For one, there seems to be a wave of nationalist sentiment now sweeping across the liberal commune that once prided itself as the West. Beginning with Donald Trump’s appointment as the 45th president of the US, the aftershocks of which were felt in the four tumultuous years of his Presidency, to the latest affront to political decency perpetrated in the form of the Russian invasion of Ukraine — the understanding that the West would emerge as a shining example of inclusivity and assimilation has run into the ground. While Le Pen, a nationalist leader with a soft corner for Putin has conceded defeat, this time around the margin of victory with which Macron defeated her seems to be much narrower.

It’s a telling revelation considering the nature of the alternative that the French public was willing to choose over their reigning president.
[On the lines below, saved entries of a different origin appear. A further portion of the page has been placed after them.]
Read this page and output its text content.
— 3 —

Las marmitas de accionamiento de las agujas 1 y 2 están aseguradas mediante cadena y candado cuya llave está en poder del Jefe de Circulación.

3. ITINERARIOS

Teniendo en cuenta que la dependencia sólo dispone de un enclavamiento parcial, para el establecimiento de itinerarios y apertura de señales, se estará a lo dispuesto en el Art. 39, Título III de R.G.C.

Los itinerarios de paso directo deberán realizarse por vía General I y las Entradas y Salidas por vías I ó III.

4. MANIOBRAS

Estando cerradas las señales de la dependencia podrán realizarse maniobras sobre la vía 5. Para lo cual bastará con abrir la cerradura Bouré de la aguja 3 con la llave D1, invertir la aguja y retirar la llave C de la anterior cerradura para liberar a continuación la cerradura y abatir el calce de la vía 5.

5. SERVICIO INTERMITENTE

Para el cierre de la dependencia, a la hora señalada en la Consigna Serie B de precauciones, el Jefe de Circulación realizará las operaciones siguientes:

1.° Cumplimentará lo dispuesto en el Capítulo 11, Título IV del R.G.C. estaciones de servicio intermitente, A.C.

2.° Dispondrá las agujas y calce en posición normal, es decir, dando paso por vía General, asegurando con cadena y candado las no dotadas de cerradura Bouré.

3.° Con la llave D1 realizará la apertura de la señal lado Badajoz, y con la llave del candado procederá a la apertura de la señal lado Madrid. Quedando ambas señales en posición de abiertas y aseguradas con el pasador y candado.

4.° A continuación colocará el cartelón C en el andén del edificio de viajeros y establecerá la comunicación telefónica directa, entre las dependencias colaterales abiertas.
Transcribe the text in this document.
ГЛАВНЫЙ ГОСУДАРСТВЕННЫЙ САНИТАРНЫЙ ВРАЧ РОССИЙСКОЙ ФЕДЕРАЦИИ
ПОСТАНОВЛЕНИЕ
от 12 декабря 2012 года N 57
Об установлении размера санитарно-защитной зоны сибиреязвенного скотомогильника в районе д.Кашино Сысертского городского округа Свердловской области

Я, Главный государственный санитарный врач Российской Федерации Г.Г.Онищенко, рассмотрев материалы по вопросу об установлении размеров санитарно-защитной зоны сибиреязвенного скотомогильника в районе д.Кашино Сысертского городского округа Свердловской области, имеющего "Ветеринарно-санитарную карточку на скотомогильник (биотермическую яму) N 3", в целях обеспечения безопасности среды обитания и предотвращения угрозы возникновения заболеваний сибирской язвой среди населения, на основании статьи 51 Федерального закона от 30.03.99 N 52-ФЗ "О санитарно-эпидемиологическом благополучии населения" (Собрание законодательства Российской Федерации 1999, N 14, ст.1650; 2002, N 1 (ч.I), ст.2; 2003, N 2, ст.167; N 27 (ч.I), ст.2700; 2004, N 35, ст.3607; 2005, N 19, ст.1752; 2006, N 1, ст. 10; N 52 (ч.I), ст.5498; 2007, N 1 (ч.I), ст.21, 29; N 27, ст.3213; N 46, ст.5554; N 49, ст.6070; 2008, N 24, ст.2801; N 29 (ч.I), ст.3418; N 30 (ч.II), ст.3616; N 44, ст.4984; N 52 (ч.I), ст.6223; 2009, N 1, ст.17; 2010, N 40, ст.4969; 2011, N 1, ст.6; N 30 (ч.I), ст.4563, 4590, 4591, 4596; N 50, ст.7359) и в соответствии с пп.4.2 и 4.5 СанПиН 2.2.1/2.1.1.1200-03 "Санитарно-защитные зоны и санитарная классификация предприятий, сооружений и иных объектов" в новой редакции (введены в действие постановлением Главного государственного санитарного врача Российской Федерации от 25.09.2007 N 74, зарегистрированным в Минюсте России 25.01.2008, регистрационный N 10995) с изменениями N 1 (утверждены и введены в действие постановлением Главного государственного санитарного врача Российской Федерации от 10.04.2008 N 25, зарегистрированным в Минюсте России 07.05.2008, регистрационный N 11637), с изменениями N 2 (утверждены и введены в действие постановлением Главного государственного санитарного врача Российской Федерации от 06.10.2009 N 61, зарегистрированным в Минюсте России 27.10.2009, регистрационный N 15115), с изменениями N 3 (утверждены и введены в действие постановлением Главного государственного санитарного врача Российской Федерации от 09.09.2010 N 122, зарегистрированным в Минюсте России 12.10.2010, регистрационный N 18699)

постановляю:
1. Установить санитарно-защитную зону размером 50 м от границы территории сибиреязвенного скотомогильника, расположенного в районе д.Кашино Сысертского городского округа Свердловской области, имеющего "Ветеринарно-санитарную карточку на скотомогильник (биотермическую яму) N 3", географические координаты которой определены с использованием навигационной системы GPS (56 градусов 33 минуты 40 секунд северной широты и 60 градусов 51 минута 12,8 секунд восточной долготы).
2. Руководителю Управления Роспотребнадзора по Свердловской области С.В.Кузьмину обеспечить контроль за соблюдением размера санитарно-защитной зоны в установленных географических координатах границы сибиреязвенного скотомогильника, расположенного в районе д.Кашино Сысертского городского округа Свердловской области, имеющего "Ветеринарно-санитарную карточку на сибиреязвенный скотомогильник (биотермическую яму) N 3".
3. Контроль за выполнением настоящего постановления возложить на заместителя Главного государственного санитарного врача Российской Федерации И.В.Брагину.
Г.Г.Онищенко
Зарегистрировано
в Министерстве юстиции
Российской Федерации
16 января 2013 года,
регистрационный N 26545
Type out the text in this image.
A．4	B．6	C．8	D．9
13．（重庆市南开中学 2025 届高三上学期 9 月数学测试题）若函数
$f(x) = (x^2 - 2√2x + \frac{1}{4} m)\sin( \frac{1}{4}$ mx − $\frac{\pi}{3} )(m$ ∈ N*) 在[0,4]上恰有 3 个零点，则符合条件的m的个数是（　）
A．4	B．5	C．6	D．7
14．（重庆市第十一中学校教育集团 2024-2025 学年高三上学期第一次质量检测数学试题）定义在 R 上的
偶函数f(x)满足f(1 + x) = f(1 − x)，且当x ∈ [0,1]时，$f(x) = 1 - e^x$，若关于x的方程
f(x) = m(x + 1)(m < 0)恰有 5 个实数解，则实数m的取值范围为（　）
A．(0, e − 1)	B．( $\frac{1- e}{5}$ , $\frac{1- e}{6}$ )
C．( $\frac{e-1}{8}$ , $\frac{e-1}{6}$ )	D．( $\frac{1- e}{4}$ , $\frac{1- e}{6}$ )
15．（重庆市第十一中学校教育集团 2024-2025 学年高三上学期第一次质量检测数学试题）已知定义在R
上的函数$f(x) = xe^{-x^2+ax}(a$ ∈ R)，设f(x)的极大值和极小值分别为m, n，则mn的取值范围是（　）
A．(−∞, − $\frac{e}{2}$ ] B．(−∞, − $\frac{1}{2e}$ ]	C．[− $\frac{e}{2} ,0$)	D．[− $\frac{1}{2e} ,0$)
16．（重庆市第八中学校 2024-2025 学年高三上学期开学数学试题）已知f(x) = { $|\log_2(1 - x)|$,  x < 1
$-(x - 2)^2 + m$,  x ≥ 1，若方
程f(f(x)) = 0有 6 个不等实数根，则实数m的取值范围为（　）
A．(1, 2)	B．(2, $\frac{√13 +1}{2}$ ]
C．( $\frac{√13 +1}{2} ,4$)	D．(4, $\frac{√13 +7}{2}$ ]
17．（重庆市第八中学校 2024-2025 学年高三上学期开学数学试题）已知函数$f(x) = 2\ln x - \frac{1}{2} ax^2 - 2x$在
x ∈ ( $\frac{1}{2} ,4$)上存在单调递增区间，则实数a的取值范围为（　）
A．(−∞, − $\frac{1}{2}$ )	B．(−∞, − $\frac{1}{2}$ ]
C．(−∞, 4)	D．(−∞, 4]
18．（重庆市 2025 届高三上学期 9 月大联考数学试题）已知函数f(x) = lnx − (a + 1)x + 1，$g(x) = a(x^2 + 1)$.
Le Pen, who is seen as a poster child for extreme ideology in France, had borrowed more than one chapter from the Trump playbook when it came to mobilising support for her campaign.

One of her key stances was training her guns on the Muslim population of France, which interestingly has over 5 mn people who follow Islam (Europe’s largest Muslim population, followed by Germany with over 4 mn Muslims). Like Trump, Pen follows a strategy of divide and conquer, inciting distrust among populations and targeting the most vulnerable individuals, while Macron has been criticised for failing to rein in the rising cost of living, a boomerang effect of the surge in gas prices resulting from sanctions imposed on Russia.

The National Front leader has been outspoken about her views regarding France’s relationship with the EU bloc. She has also mentioned how she would pull France out of NATO, if she came into power, a statement that has earned her considerable brownie points from the likes of Russian President Vladimir Putin, as well as the autocratic Hungarian Prime Minister Viktor Orban, who had won his fourth consecutive term in office a few weeks ago. It’s a reason, policy experts who had feared that after Brexit, a Frexit might be impending, heaved a sigh of relief when Macron blazed past Le Pen on Sunday.

But Macron’s victory is not an indicator of ‘right over wrong’. About 28% of voters in France abstained from the electoral process this time around, indicative of cynicism and a disillusionment with the polity that hasn’t been as stark since 1969. Le Pen, who garnered 41% of the votes, had in fact counted on her manifesto items like banning people in France from wearing Islamic headscarves in public. And whether Paris likes to admit it or not, almost one in every two persons in the country, among those who had turned up to vote, had agreed with her.

Needless to say, Macron has a challenging presidency ahead of him in the coming days, as the parliamentary polls are also slated to be held in June. With multiple focus areas on his mind — engaging with Russia, steadying the economy, and keeping the right wing activity in check, Macron is bound to discover that maintaining the ideals of liberty, equality and fraternity might be easier said than done in France.